On the lam, looking for ways to fill the long days in his suburban hideout, Casso had picked up a book.The author's photo came as a shock. He later said it was the same stolid tough guy who had stood guard while Jimmy Hydell lay in the trunk. He'd never have trouble identifying Lou Eppolito or his grim, wraithlike partner, Stephen Caracappa, to any jury.
Only, despite Casso's willingness to get on the stand and point a condemning finger at the two detectives, he would never get his chance. He screwed up. Repeatedly. Housed in a prison section with other cooperating prisoners, he hatched a bug-eyed plot to kill a federal judge. He persuaded a prison employee to provide him with food, drugs, and fellatio.To avenge a jailhouse fight he had lost, Casso attacked Salvatore "Big Sal" Miciotta in the shower room after discovering that the three-hundred-pound wiseguy had been left handcuffed. And he offered the feds a loopy story about Sammy "the Bull" Gravano's role in the 1991 stabbing of the Reverend Al Sharpton, a tale quickly proved false, since Gravano had been in prison at the time of the attack. In the end, the feds had to concede that Casso was pathologically savage, reckless, and ultimately unreliable. And, more significant, any defense attorney worth his six-figure retainer would shoot their star witness's credibility full of holes.
In the summer of 1998, after determining that Casso had breached the terms of his agreement, the government sentenced him to life without parole. Without his testimony, police and federal authorities quickly decided, there was no hope of ever making a case against the two Mafia cops.
That, in brief strokes, was the story that was told in the mountain of FBI criminal-investigation summaries, police reports, and crime-scene accounts that the U.S. Attorney's Office delivered on four overloaded handcarts to the "war room" on the fourteenth floor of the Brooklyn district attorney's building, on Jay Street. It was the fall of 2003, and in the weeks after Tommy Dades shared his new discovery, there was a flurry of activity.
Mark Feldman of the Brooklyn U.S. Attorney's Office, a man whom Eppolito had admiringly described in his fateful book as "a tough Jew," issued the marching orders. The D.A.'s investigative unit, a team of retired detectives whose long careers had been measured out in Mob cases, would lead the charge. They were assisted by William Oldham, an ex-cop and federal investigator in Feldman's office.Their mandate was to dig up the past and scrutinize the present.To go back, and to go forward.To do whatever was necessary to make the cases against two cops who had allegedly betrayed the city's trust. The men whose crimes they were investigating were of their generation, detectives who had been their colleagues. It was their own legacy they would be working to redeem.

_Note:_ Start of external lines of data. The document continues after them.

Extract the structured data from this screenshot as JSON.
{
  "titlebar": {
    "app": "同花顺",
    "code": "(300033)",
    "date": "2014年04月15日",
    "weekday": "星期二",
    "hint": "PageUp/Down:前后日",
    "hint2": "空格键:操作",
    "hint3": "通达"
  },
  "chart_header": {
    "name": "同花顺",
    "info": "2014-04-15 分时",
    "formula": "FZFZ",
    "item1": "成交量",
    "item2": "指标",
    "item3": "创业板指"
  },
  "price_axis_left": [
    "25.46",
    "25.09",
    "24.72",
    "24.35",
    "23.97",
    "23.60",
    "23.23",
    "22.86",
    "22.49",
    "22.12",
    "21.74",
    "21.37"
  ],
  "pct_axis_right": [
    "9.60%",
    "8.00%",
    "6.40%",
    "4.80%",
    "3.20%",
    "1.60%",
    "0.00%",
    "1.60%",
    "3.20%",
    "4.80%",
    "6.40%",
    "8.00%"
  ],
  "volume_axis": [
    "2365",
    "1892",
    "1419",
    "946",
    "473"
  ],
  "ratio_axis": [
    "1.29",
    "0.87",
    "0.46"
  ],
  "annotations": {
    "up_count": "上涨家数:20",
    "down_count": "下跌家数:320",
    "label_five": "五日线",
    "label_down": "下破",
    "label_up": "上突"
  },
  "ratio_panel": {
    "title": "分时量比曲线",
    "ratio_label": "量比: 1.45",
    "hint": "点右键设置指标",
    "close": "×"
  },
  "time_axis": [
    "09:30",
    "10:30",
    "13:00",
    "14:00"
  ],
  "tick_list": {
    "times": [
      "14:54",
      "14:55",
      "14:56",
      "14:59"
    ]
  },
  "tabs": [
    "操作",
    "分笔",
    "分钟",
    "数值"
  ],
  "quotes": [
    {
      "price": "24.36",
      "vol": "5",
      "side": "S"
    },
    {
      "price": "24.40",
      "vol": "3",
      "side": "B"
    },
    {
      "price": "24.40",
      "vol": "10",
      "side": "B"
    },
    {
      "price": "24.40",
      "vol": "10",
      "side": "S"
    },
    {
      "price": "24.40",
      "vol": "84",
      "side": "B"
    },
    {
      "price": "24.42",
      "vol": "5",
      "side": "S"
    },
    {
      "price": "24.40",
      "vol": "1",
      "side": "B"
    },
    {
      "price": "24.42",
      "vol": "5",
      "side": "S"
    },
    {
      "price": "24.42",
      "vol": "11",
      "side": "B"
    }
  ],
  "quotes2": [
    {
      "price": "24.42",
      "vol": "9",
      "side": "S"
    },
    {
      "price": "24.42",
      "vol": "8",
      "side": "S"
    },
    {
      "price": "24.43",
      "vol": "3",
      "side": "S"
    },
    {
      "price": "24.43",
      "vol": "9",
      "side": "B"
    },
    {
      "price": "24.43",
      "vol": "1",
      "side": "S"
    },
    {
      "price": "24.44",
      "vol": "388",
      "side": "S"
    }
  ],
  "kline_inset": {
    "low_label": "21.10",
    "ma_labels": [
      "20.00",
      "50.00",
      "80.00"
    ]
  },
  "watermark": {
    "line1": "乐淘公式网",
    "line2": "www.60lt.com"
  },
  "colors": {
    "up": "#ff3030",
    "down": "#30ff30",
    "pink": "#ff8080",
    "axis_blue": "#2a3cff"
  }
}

To a man, they looked forward to the task with a special zeal. "I know what happened back then. I know all the names, all the players. This isn't history to me," says Robert Intartaglio. A fabled detective known throughout the department as Bobby I., he had retired after twenty-eight years on the job and had spent the last nine working in the D.A.'s office.
"All the years on the job," he explains with a forlorn shake of his head, "you couldn't help feeling that the wiseguys were onto us.
You don't talk on the phone.You don't call some people. Leaks are the worst thing that can happen. And yet they kept happening. Now it was payback time."
Retired detective Doug LeVien embraced the case as his unexpected summons to the front lines. Back in the seventies he had posed as a corrupt cop to infiltrate the Lucchese crime family. Now, after twenty-five years on the streets, he was strapped to a desk as a detective investigator in the D.A.'s office.This was, he realized, a chance to head back into battle. Maybe his last one.And if it were, it would be a fitting last hurrah. "We would clean our own house," he says. "Cops would get other cops."